Given a tablecloth dataset like

(tc/dataset [{:name "alice"} {:name "bob"} {:name "bob"}])
| :name |
|-------|
| alice |
|   bob |
|   bob |
how can I count the number of times that each value appears in the :name column? The output I want is
| alice | 1 |
| bob.  | 2 |
In SQL terms, I am trying to do
SELECT column, count(*)
FROM table
GROUP BY column

genmeblog19:07:47

group-by and aggregate

genmeblog19:07:53

I will provide an example soon (on mobile now)

Konrad Claesson20:07:13

This works

(->
   (tc/dataset
    [{:name "alice"}
     {:name "bob"}
     {:name "bob"}])
   (tc/group-by [:name])
   (tc/aggregate
    {:name-count (fn [coll] (tc/row-count coll))} ))
  _unnamed [2 2]:

| :name | :name-count |
|-------|------------:|
| alice |           1 |
|   bob |           2 |
but it is too slow for my real use-case. My dataframe has 50 columns and 2,333,409 rows. Is this more than what tablecloth/tech.ml.dataset can handle Too slow means that it did not complete within 10 minutes.

chrisn20:07:21

@U03A8HUF1C2 - The https://techascent.github.io/tech.ml.dataset/tech.v3.dataset.reductions.html#var-group-by-column-agg has high performance reductions for larger datasets that avoid intermediate dataset creation and take sequences of datasets. What you are looking for is something like:

tech.v3.dataset.reductions-test> (def ds (ds/->dataset "test/data/stocks.csv"))
#'tech.v3.dataset.reductions-test/ds
tech.v3.dataset.reductions-test> (ds-reduce/group-by-column-agg "symbol" {:num-sym (ds-reduce/row-count)} [ds])
symbol-aggregation [5 2]:

| symbol | :num-sym |
|--------|---------:|
|   AAPL |      123 |
|    IBM |      123 |
|   AMZN |      123 |
|   MSFT |      123 |
|   GOOG |       68 |

chrisn20:07:08

Note that for larger datasets it may be better to either subsample or perhaps keep them as a sequence of datasets and use something like eduction along with various operations.

chrisn20:07:20

Also parquet will automatically chunk your large dataset up into many large-ish chunks into the same parquet file. For arrow you need to do the chunking before writing the dataset sequence out to a file.

genmeblog00:07:23

TC might be slow in certain cases, I'll check if there is something to do with it (however 2M rows is not too much imho). TMD has much more options as Chris described.

Konrad Claesson06:07:23

Thank you for the detailed responses. The reductions approach outlined above too does not work, but for a different reason. I start getting a null reference exception the moment I try to perform the aggregation on 64793 rows rather than 64792 rows (see below snippet).

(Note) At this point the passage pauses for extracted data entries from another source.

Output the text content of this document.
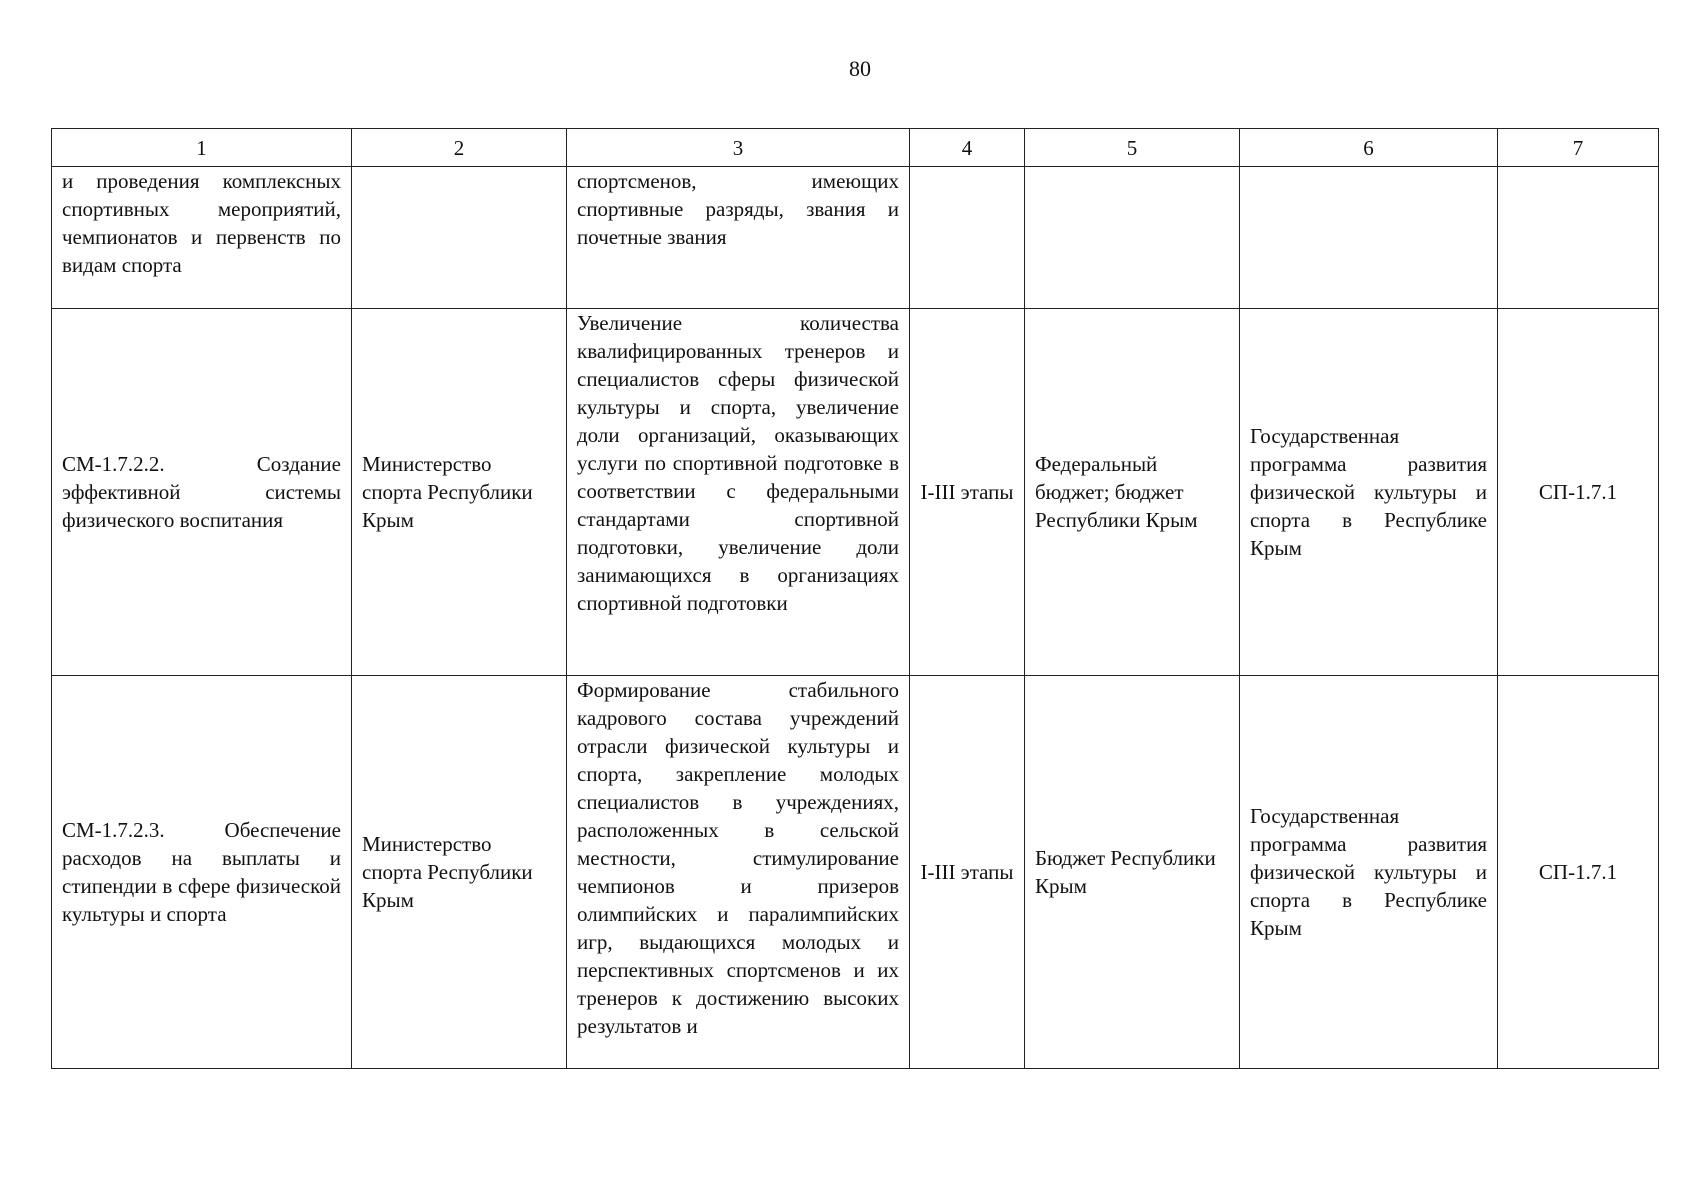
80
1	2	3	4	5	6	7
и проведения комплексных спортивных мероприятий, чемпионатов и первенств по видам спорта		спортсменов, имеющих спортивные разряды, звания и почетные звания				
СМ-1.7.2.2. Создание эффективной системы физического воспитания	Министерство спорта Республики Крым	Увеличение количества квалифицированных тренеров и специалистов сферы физической культуры и спорта, увеличение доли организаций, оказывающих услуги по спортивной подготовке в соответствии с федеральными стандартами спортивной подготовки, увеличение доли занимающихся в организациях спортивной подготовки	I-III этапы	Федеральный бюджет; бюджет Республики Крым	Государственная программа развития физической культуры и спорта в Республике Крым	СП-1.7.1
СМ-1.7.2.3. Обеспечение расходов на выплаты и стипендии в сфере физической культуры и спорта	Министерство спорта Республики Крым	Формирование стабильного кадрового состава учреждений отрасли физической культуры и спорта, закрепление молодых специалистов в учреждениях, расположенных в сельской местности, стимулирование чемпионов и призеров олимпийских и паралимпийских игр, выдающихся молодых и перспективных спортсменов и их тренеров к достижению высоких результатов и	I-III этапы	Бюджет Республики Крым	Государственная программа развития физической культуры и спорта в Республике Крым	СП-1.7.1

(ds-reduce/group-by-column-agg "id" {:id (ds-reduce/row-count)} (ds/head ds 64792))
;; Instantly returns the results

(ds-reduce/group-by-column-agg "id" {:id (ds-reduce/row-count)} (ds/head ds 64793))
;; Instantly fails with a null reference exception
Interestingly, this limit does not have to do with the total size of the dataset. I say this because after dropping 45 out of 50 columns, the breaking point is still 64739 rows. The stack trace for the null reference exception can be found here: https://pastebin.com/qX68G6f2

Konrad Claesson07:07:16

I think that the issue may be that my source CSV contains commas in some columns, but also uses comma as a separator.

✔️ 1
Konrad Claesson08:07:39

The issue was indeed the input data. With commas properly escaped, everything works smoothly.

bananadance 1